Das Ding war also auch gelaufen. „Die Kasse ist da drüben“, sagte der Fahrer. Ich gesellte mich hinzu und löste den Knoten auf, indem ich mir die Keramik genauer ansah. „Ist die falsche“, sagte ich zu Ben. „Wir brauchen eine andere, aber die sind hier zu teuer. Lass uns fahren“. Ich nahm ihm das Teil und gab es dem Stapelfahrer. „Er ist Akrobat“, sagte ich, „dem können Sie vertrauen“. Wir versuchten es dann noch in einem weiteren Baumarkt, aber eine Kloschüssel aus einem Baumarkt zu tragen, war was anderes, als eine Kiste Shampoo aus dem Supermarkt. „Hör zu“, sagte ich, „es muss ja keine neue sein. Dort unten an der Ecke ist die Tanke. Nimm den Satz Schraubenschlüssel und die beiden Schraubenzieher hier und lass Dir den Schlüssel vom Klo geben. Wir sehen uns in genau 15 Minuten, wenn ich mit geöffnetem Kofferraum vorfahre“. „Das hätten wir gleich machen sollen“, sagte Ben, „ich hab noch ein paar Dosen Bier zuhause kalt stehen“. Beflügelt von der Aussicht auf Erfolg, zog er mit dem Werkzeug los. Ich fuhr zur Tanke, kaufte zur Sicherheit ein Sixpack, schob die Blues-Brothers-Kassette in den Stereo, passte die Viertelstunde ab und fuhr dann zur Rückseite des Gebäudes, wo mir auffiel, dass nicht nur die Toiletten-Tür offenstand, sondern das Wasser in hohen Fontänen raus schoss. Ich hielt in Höhe der Tür und sah zu, wie Ben mit einer Art Springbrunnen zurecht kam. Er hatte einfach nicht nachgedacht und ohne geeignetes Werkzeug die Wasserzuleitung vor der Druckspülung getrennt, was zu Folge hatte, dass er jetzt verzweifelt gegen die Wassermassen ankämpfte, die ihm mit vollem Druck entgegen kamen. Es war ein aussichtsloser Kampf. Zum Zeichen, dass ich mich darum kümmere und er sich nicht weiter davon beunruhigen lassen sollte, dass er den Niagara-Fällen gegenüber steht, hob ich beruhigend die Hand und suchte den Zulauf, den ich schließlich auch fand. Dann war Schluss mit der Dusche.

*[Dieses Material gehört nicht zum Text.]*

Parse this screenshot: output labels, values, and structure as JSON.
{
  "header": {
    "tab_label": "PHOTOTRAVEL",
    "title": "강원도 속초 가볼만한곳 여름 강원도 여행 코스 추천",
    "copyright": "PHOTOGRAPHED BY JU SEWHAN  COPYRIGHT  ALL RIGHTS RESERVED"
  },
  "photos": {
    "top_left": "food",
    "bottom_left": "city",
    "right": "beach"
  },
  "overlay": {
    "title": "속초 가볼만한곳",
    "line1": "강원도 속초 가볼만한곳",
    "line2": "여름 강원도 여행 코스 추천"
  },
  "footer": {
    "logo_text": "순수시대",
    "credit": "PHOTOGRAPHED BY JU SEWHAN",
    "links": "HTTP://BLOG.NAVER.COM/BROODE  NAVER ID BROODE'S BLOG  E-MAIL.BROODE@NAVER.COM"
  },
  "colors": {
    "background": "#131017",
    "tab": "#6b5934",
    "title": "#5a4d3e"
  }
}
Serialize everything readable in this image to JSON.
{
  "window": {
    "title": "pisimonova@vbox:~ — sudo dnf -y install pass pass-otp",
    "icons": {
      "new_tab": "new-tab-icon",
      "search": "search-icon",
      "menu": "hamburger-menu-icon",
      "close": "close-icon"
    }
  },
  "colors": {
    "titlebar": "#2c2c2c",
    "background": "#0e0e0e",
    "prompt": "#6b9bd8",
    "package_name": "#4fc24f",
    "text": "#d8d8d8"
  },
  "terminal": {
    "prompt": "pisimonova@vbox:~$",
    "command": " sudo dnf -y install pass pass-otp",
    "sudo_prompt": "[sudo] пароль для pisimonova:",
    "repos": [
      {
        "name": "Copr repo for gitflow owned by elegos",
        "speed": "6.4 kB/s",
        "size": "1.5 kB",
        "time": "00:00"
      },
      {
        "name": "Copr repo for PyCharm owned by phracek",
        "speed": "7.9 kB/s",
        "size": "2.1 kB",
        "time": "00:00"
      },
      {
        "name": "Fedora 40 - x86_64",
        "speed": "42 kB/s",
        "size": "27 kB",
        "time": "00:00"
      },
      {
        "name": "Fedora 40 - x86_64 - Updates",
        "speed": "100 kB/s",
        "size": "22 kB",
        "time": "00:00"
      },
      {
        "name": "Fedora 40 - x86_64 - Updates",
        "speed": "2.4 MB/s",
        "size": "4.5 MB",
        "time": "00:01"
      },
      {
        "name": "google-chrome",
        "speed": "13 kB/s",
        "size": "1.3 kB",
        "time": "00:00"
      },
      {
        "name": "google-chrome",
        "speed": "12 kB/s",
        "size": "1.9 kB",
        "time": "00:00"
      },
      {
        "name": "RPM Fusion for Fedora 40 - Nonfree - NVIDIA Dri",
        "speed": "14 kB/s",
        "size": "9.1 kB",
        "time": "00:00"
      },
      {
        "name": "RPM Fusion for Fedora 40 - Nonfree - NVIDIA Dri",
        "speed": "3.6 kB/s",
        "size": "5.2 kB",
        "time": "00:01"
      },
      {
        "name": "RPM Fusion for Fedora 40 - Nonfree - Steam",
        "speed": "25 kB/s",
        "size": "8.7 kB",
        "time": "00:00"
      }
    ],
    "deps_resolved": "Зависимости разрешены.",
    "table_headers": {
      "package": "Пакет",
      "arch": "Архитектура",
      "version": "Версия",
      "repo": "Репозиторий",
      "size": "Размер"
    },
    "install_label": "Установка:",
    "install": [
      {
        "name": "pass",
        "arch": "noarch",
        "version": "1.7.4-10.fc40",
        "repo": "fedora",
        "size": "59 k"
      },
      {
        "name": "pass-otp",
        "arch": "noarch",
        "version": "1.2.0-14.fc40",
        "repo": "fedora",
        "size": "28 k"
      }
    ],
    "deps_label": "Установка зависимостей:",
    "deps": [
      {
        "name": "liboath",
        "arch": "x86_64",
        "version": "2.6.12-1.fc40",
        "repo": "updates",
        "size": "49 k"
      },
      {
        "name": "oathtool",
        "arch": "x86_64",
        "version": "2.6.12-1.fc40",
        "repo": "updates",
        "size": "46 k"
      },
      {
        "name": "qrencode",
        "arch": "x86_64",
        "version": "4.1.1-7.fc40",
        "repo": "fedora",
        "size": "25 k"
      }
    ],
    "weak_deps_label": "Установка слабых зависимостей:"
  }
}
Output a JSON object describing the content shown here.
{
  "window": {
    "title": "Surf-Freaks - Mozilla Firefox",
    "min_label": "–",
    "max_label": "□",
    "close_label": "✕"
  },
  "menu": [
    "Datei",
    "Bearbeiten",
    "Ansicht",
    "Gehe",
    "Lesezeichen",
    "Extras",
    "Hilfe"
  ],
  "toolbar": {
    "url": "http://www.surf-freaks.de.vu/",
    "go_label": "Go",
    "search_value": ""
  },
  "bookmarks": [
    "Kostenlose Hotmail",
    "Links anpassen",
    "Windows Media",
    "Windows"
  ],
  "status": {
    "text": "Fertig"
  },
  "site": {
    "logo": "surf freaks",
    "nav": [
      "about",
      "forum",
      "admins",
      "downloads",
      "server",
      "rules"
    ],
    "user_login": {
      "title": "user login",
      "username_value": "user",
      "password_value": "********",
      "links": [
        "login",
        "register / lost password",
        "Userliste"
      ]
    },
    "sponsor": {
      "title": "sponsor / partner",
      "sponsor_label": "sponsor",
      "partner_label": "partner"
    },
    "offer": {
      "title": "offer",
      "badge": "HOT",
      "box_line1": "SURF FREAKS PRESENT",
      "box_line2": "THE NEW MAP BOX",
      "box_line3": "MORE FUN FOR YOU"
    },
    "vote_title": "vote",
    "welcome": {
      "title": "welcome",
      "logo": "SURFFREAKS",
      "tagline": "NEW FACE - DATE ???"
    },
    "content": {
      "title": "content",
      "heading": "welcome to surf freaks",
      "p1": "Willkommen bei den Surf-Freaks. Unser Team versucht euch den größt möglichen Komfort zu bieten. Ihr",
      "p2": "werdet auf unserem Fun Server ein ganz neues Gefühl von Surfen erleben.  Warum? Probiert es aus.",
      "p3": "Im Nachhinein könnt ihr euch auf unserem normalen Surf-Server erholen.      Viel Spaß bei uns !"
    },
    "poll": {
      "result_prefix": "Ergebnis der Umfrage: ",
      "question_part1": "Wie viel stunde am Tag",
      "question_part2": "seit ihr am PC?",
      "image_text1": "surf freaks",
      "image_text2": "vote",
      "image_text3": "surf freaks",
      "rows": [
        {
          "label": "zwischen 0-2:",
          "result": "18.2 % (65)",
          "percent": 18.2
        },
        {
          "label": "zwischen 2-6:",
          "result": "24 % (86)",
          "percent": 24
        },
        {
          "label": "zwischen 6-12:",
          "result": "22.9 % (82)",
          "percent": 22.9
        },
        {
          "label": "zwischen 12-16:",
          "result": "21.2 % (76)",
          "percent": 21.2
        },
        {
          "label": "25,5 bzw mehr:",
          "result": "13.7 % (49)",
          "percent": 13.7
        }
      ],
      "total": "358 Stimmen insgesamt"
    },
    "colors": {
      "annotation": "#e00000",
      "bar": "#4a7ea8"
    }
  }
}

Ben setzte sich so nass wie ein begossener Pudel in den Wagen und es brauchte etwas, bis wir die Blamage abschüttelten und damit begannen, lauthals über uns selbst zu lachen. Darin war Ben einfach unschlagbar. Ich öffnete zwei Bier, reichte ihm eins rüber und wir nahmen beide einen tiefen Zug, Endlich Feierabend!